The system is just doing the totally normal thing “conditioning on observations,” rather than something it makes sense to describe as “giving rise to a separate learning algorithm.”
I think it is reasonable to describe it both as “conditioning on observations” and as “giving rise to a separate learning algorithm”.
It is probably not the case that in this system, “learning is implemented in neural activation changes rather than neural weight changes.”
On my interpretation of “learning” in this context, I would agree with that claim (i.e. I agree that learning is implemented in activation changes rather then weight changes via gradient descent). Idk what other people mean by “learning” though.

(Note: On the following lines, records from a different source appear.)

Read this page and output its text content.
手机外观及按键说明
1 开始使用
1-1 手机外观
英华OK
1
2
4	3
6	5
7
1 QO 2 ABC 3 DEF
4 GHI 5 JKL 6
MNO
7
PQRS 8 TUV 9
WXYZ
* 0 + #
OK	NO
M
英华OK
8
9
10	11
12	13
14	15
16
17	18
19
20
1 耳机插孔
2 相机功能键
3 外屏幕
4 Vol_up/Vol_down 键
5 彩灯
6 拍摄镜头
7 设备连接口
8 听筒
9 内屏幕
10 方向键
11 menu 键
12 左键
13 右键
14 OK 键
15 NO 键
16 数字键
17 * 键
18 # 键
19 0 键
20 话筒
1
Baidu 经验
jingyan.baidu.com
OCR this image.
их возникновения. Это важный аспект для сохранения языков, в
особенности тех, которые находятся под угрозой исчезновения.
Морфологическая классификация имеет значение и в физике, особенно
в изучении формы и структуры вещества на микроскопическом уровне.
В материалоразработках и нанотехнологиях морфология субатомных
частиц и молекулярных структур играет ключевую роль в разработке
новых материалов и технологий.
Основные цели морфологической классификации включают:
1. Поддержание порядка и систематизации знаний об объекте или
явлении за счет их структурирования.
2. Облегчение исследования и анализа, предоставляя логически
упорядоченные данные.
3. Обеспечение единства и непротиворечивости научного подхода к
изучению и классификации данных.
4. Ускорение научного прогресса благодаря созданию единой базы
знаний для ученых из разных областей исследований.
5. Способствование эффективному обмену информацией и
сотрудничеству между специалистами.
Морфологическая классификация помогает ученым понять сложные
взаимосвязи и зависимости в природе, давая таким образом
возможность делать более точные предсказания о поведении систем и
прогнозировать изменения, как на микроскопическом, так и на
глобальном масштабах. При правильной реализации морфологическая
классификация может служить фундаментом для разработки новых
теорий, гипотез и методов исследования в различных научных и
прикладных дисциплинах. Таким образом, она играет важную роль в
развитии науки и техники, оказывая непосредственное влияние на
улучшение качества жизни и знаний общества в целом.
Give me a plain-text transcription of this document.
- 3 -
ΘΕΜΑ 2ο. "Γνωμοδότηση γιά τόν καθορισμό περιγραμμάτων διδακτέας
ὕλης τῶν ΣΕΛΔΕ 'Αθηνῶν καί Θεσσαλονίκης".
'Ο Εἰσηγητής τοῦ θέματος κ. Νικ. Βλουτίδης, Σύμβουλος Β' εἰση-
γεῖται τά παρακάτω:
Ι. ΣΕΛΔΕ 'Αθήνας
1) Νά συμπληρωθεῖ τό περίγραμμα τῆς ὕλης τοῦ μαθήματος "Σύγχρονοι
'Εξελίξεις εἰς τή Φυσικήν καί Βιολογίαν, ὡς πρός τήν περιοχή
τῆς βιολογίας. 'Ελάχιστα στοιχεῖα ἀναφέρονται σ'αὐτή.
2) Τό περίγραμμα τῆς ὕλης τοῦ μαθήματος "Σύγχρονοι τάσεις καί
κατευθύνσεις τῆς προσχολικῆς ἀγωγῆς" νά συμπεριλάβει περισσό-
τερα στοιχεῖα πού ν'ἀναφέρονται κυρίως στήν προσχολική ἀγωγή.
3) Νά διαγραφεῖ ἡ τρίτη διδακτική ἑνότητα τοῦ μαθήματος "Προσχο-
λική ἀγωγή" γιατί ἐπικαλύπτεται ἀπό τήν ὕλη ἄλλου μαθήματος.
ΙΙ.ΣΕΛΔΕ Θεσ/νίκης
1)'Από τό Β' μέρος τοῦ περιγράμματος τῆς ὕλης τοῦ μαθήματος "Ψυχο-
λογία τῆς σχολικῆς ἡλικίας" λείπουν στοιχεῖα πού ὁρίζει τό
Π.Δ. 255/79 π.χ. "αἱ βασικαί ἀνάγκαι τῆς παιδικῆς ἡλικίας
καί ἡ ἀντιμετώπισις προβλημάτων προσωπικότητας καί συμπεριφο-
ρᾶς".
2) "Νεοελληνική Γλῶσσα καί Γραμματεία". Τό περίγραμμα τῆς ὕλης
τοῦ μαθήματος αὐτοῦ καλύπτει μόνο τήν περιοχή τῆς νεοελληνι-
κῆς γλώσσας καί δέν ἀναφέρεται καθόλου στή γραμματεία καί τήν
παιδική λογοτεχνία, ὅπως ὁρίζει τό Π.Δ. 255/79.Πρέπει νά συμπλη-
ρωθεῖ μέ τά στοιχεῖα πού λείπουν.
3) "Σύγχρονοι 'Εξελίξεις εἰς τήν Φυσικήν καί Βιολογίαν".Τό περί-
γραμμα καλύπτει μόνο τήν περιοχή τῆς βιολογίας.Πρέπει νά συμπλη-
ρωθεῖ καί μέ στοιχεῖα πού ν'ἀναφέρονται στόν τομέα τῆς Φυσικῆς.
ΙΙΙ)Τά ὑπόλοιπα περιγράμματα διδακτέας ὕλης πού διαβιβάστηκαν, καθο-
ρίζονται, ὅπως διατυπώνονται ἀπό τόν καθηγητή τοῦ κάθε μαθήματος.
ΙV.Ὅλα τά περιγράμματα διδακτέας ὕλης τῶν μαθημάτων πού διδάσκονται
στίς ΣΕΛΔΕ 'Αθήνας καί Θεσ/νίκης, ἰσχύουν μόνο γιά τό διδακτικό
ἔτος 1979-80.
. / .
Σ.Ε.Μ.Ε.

The system does not encode a search algorithm, so it provides “~zero evidence” about e.g. the hypothesis that mesa-optimization is convergently useful, or likely to be a common feature of future systems.
This sounds roughly right if you use the words as I mean them, but I suspect you aren’t using the words as I mean them.
There’s this thing where the mesa-optimization paper talks about a neural net that performs “search” via activation changes. When I read the paper, I took this to be an illustrative example, that was meant to stand in for “learning” more broadly, but that made more concrete and easier to reason about. (I didn’t think this consciously.) However, whenever I talk to people about this paper, they have different understandings of what is meant by “search”, and varying opinions on how much mesa optimization should be tied to “search”. But I think the typical opinion is that whether or not mesa optimization is happening depends on what algorithm the neural net weights encode, and you can’t deduce whether mesa optimization is happening just by looking at the behavior in the training environment, as it may just have “memorized” what good behavior is rather than “performing search”.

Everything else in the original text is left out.